Bimanual manipulation is a fundamental robotic skill that requires continuous and precise coordination between two arms. While imitation learning (IL) is the dominant paradigm for acquiring this capability, existing approaches, whether robot-centric or object-centric, often overlook the dynamic geometric relationship among the two arms and the manipulated object. This limitation frequently leads to inter-arm collisions, unstable grasps, and degraded performance in complex tasks. To address this, in this paper we explicitly models the Robot–Object Triadic Interaction (RoTri) representation in bimanual systems, by encoding the relative 6D poses between the two arms and the object to capture their spatial triadic relationship and establish continuous triangular geometric constraints. Building on this, we further introduce RoTri-Diff, a diffusion-based imitation learning framework that combines RoTri constraints with robot keyposes and object motion in a hierarchical diffusion process. This enables the generation of stable, coordinated trajectories and robust execution across different modes of bimanual manipulation. Extensive experiments show that our approach outperforms state-of-the-art baselines by 10.2% on 11 representative RLBench2 tasks and achieves stable performance on 4 challenging real-world bimanual tasks.

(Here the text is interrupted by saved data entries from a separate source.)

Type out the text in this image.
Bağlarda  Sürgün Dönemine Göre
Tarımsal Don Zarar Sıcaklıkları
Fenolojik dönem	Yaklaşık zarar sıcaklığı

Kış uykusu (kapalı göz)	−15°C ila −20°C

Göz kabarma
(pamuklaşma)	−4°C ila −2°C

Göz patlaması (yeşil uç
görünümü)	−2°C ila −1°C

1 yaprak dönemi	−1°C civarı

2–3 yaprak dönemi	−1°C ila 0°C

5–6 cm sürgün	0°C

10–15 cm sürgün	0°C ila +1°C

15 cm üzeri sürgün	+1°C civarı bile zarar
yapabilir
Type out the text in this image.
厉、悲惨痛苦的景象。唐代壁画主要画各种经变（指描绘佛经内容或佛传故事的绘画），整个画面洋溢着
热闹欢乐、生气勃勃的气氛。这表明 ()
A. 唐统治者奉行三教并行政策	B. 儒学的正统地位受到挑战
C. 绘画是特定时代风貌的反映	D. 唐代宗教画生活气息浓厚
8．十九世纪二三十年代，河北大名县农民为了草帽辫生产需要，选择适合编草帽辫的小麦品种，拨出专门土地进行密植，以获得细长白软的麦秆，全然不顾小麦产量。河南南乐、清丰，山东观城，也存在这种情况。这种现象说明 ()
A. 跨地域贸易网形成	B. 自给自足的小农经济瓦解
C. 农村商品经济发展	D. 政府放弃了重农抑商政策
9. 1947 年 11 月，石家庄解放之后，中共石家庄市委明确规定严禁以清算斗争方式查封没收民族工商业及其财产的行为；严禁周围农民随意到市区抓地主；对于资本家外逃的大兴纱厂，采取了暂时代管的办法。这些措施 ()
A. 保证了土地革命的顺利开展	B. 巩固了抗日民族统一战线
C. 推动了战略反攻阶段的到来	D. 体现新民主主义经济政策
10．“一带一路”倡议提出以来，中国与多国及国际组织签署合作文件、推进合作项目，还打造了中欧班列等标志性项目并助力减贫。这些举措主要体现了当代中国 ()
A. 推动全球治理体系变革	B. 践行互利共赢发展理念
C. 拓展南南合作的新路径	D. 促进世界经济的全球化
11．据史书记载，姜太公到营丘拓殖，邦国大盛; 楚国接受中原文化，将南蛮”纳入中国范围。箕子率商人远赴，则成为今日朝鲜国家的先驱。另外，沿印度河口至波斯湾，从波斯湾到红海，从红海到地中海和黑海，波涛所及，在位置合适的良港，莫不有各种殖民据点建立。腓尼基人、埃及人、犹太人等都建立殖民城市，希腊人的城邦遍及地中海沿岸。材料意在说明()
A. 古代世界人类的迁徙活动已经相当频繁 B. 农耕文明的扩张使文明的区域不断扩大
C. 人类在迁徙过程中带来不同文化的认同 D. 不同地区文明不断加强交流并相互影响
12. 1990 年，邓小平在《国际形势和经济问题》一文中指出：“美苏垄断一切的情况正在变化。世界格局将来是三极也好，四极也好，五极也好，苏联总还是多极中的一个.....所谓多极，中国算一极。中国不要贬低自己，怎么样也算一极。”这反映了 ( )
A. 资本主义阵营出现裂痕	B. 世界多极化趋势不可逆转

We present RoTri-Diff, a diffusion-based framework for bimanual imitation learning that centers on robot–object triadic interaction RoTri. By explicitly modeling and leveraging the relative 6D pose relations between the two arm end-effectors and the manipulated objects, it achieves stable performance on bimanual tasks requiring fine-grained coordination.
Overview of RoTri-Diff. (a) Visual Perception and RoTri Modeling: Extracting the initial object point cloud $F_0$, 3D semantic features $S_t$, and the initial RoTri representation $R_0$ from multi-view observations. (b) Imitation Learning Guidance Signals: Three complementary signals used for supervision: Keyposes, Object Pointflow, and the RoTri Relationship. (c) Hierarchical Diffusion Model: The model concurrently predicts object pointflow and autoregressively predicts a future RoTri segment. These predictions then serve as dynamic conditions to guide the denoising and generation of keyposes and continuous actions within a synergistic attention module.